Hubungan Kebudayaan
Mesir dengan Kepribadian
1. Kepribadian rakyat Mesir
Sebagian besar
masyarakat Mesir bekerja sebagai petani. Rumah mereka terbuat dari tanah liat
yang didesain untuk menjaga udara dirumah tetap dingin pada saat siang hari.
Setiap rumah memiliki dapur dengan atap terbuka. Di dapur terdapat batu giling dan
oven kecil. Tembok dicat warna putih dan beberapa juga ditutupi dengan hiasan yang
diberi warna. Lantai ditutupi dengan tikar bambu dilengkapi dengan tempat
istirahat sederhana untuk duduk dan tidur.

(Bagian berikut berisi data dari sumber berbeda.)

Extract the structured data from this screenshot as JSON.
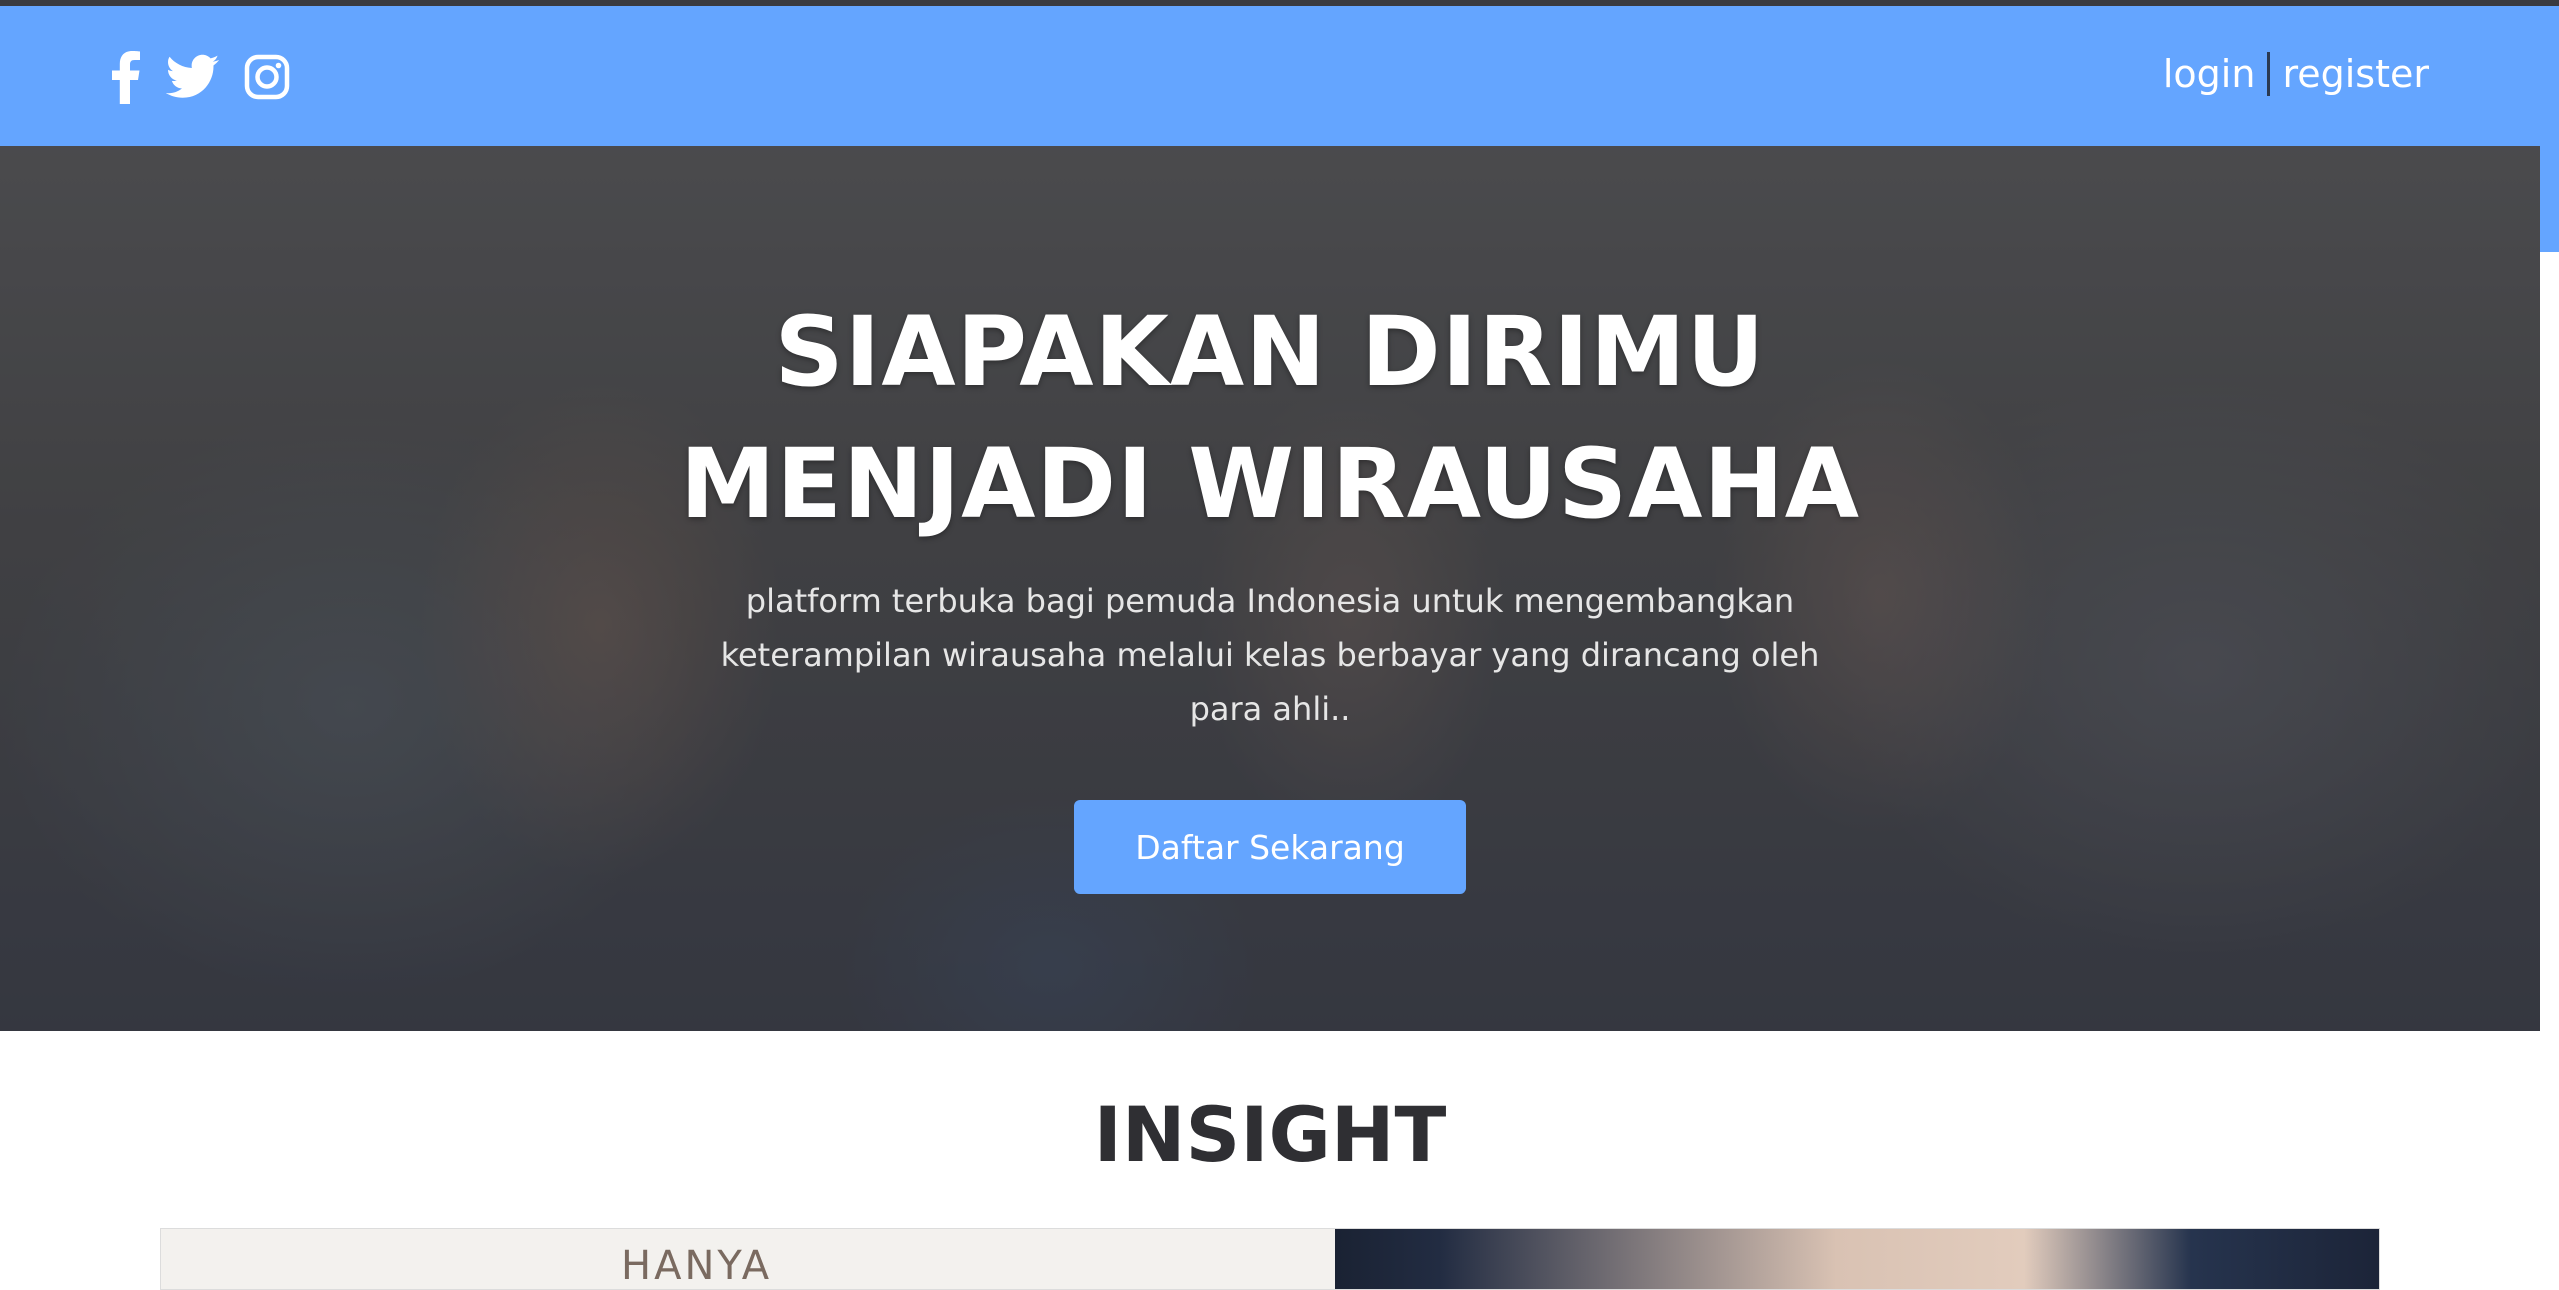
{
  "navbar": {
    "social": [
      "facebook-icon",
      "twitter-icon",
      "instagram-icon"
    ],
    "login_label": "login",
    "register_label": "register"
  },
  "hero": {
    "title_line1": "SIAPAKAN DIRIMU",
    "title_line2": "MENJADI WIRAUSAHA",
    "subtitle": "platform terbuka bagi pemuda Indonesia untuk mengembangkan keterampilan wirausaha melalui kelas berbayar yang dirancang oleh para ahli..",
    "cta_label": "Daftar Sekarang"
  },
  "insight": {
    "title": "INSIGHT",
    "card_left_text": "HANYA"
  },
  "colors": {
    "primary": "#64a5ff",
    "heading": "#2f2f33"
  }
}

Bangsa Mesir Kuno menghargai
penampilan dan kebersihan tubuh mereka. Sebagian besar mandi di Sungai Nil dan
menggunakan sabun yang terbuat dari lemak binatang dan kapur. Laki-laki
bercukur untuk menjaga kebersihan, menggunakan minyak wangi dan parfum untuk
mengharumkan dan menyegarkan kulit. Pakaian mereka dibuat dengan linen
sederhana yang diberi warna putih, baik pria maupun wanita, di kelas yang lebih
mewah mereka menggunakan wig, perhiasan, dan kosmetik. Anak-anak tidak mengenakan
pakaian hingga anak tersebut dianggap dewasa, pada usia lebih kurang 12 tahun
anak laki-laki disunat dan dicukur. Ibu bertanggung jawab menjaga anaknya, dan ayah
bertugas mencari nafkah.
Musik dan tarian
menjadi adalah hiburan yang paling menarik bagi mereka yang mampu membayar.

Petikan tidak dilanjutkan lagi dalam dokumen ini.